Diving into controversy
Coalition builder and diplomat. These are perhaps the two terms that capture the critical characteristics that she has displayed in building and growing BEDA. Chevese does not shy away from. Rather, she dives right into controversy. She brings people together who, under normal circumstances, might stay on opposite sides of the room. She gets people to listen to each other by listening to them.
Ultimately, Chevese gets people to change their language and develop a common vocabulary that allows them to collaborate, instead of obstruct.
She penetrated The White House and met with the First Lady and her Let’s Move campaign heads.
She has worked toward obliterating prejudice and misconception about BED and weight in the public, as well as professionals in the field.
Chevese has legitimized BED. I have said this about her before, but it becomes even more impressive as she matures further into her leadership role. Chevese reminds me of one of my all time favorite quarterbacks during a two-minute drill—Joe Montana of the San Francisco 49ers.
For those of you who don’t know football, one of the most clutch scenarios is when you’re behind, the game is about to end, and you have two minutes of ball possession time to put points on the board. Montana could have packs of men running toward him trying to take him down. But, almost as if he lacked adrenal glands, his calm prevailed and he moved that ball down the field for a score.

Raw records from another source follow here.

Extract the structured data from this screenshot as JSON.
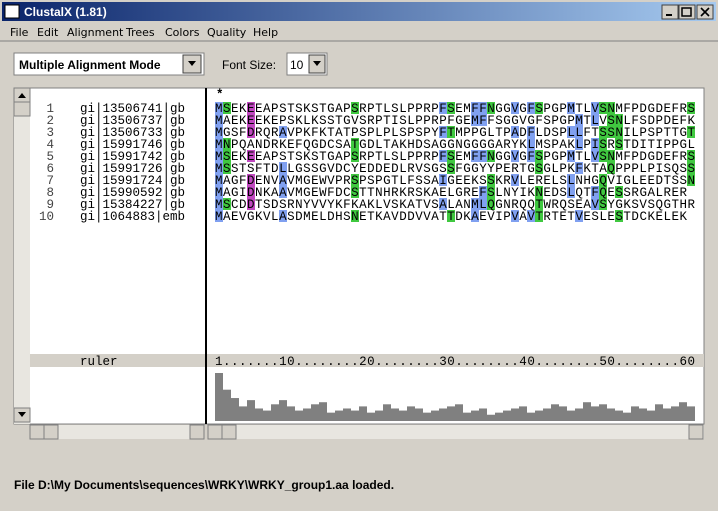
{
  "window": {
    "title": "ClustalX (1.81)"
  },
  "menu": [
    "File",
    "Edit",
    "Alignment",
    "Trees",
    "Colors",
    "Quality",
    "Help"
  ],
  "toolbar": {
    "mode": "Multiple Alignment Mode",
    "font_size_label": "Font Size:",
    "font_size": "10"
  },
  "alignment": {
    "consensus": "*",
    "rows": [
      {
        "number": "1",
        "name": "gi|13506741|gb",
        "sequence": "MSEKEEAPSTSKSTGAPSRPTLSLPPRPFSEMFFNGGVGFSPGPMTLVSNMFPDGDEFRS"
      },
      {
        "number": "2",
        "name": "gi|13506737|gb",
        "sequence": "MAEKEEKEPSKLKSSTGVSRPTISLPPRPFGEMFFSGGVGFSPGPMTLVSNLFSDPDEFK"
      },
      {
        "number": "3",
        "name": "gi|13506733|gb",
        "sequence": "MGSFDRQRAVPKFKTATPSPLPLSPSPYFTMPPGLTPADFLDSPLLFTSSNILPSPTTGT"
      },
      {
        "number": "4",
        "name": "gi|15991746|gb",
        "sequence": "MNPQANDRKEFQGDCSATGDLTAKHDSAGGNGGGGARYKLMSPAKLPISRSTDITIPPGL"
      },
      {
        "number": "5",
        "name": "gi|15991742|gb",
        "sequence": "MSEKEEAPSTSKSTGAPSRPTLSLPPRPFSEMFFNGGVGFSPGPMTLVSNMFPDGDEFRS"
      },
      {
        "number": "6",
        "name": "gi|15991726|gb",
        "sequence": "MSSTSFTDLLGSSGVDCYEDDEDLRVSGSSFGGYYPERTGSGLPKFKTAQPPPLPISQSS"
      },
      {
        "number": "7",
        "name": "gi|15991724|gb",
        "sequence": "MAGFDENVAVMGEWVPRSPSPGTLFSSAIGEEKSSKRVLERELSLNHGQVIGLEEDTSSN"
      },
      {
        "number": "8",
        "name": "gi|15990592|gb",
        "sequence": "MAGIDNKAAVMGEWFDCSTTNHRKRSKAELGREFSLNYIKNEDSLQTFQESSRGALRER"
      },
      {
        "number": "9",
        "name": "gi|15384227|gb",
        "sequence": "MSCDDTSDSRNYVVYKFKAKLVSKATVSALANMLQGNRQQTWRQSEAVSYGKSVSQGTHR"
      },
      {
        "number": "10",
        "name": "gi|1064883|emb",
        "sequence": "MAEVGKVLASDMELDHSNETKAVDDVVATTDKAEVIPVAVTRTETVESLESTDCKELEK"
      }
    ],
    "ruler_label": "ruler",
    "ruler": "1.......10........20........30........40........50........60",
    "quality": [
      46,
      30,
      22,
      14,
      20,
      12,
      10,
      16,
      20,
      14,
      10,
      12,
      16,
      18,
      8,
      10,
      12,
      10,
      14,
      8,
      10,
      16,
      12,
      10,
      14,
      12,
      8,
      10,
      12,
      14,
      16,
      8,
      10,
      12,
      6,
      8,
      10,
      12,
      14,
      8,
      10,
      12,
      16,
      14,
      10,
      12,
      18,
      14,
      16,
      12,
      10,
      8,
      14,
      12,
      10,
      16,
      12,
      14,
      18,
      14
    ]
  },
  "status": "File D:\\My Documents\\sequences\\WRKY\\WRKY_group1.aa loaded."
}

Controversy can erupt around Chevese. Factions can dig in their feet. Victory can be slipping through her hands. But her diplomatic calm prevails. And she makes success happen.
Chevese deserves this award for all she has done and all she has sacrificed. I love that, every once in a while, she’ll announce on Facebook that she is going off the grid to recharge, where she digs back into the deep support and trust she gets from her family. Our gratitude to her husband and her boys for their ongoing support of their mom’s efforts, as well!
On behalf of AED and every person with BED who, for years and, perhaps, decades, has just thought that they had a lack of willpower or has suffered in silence, I present this year’s Meehan/Hartley Leadership Award for Public Service and Advocacy to Chevese Turner for shedding light on BED.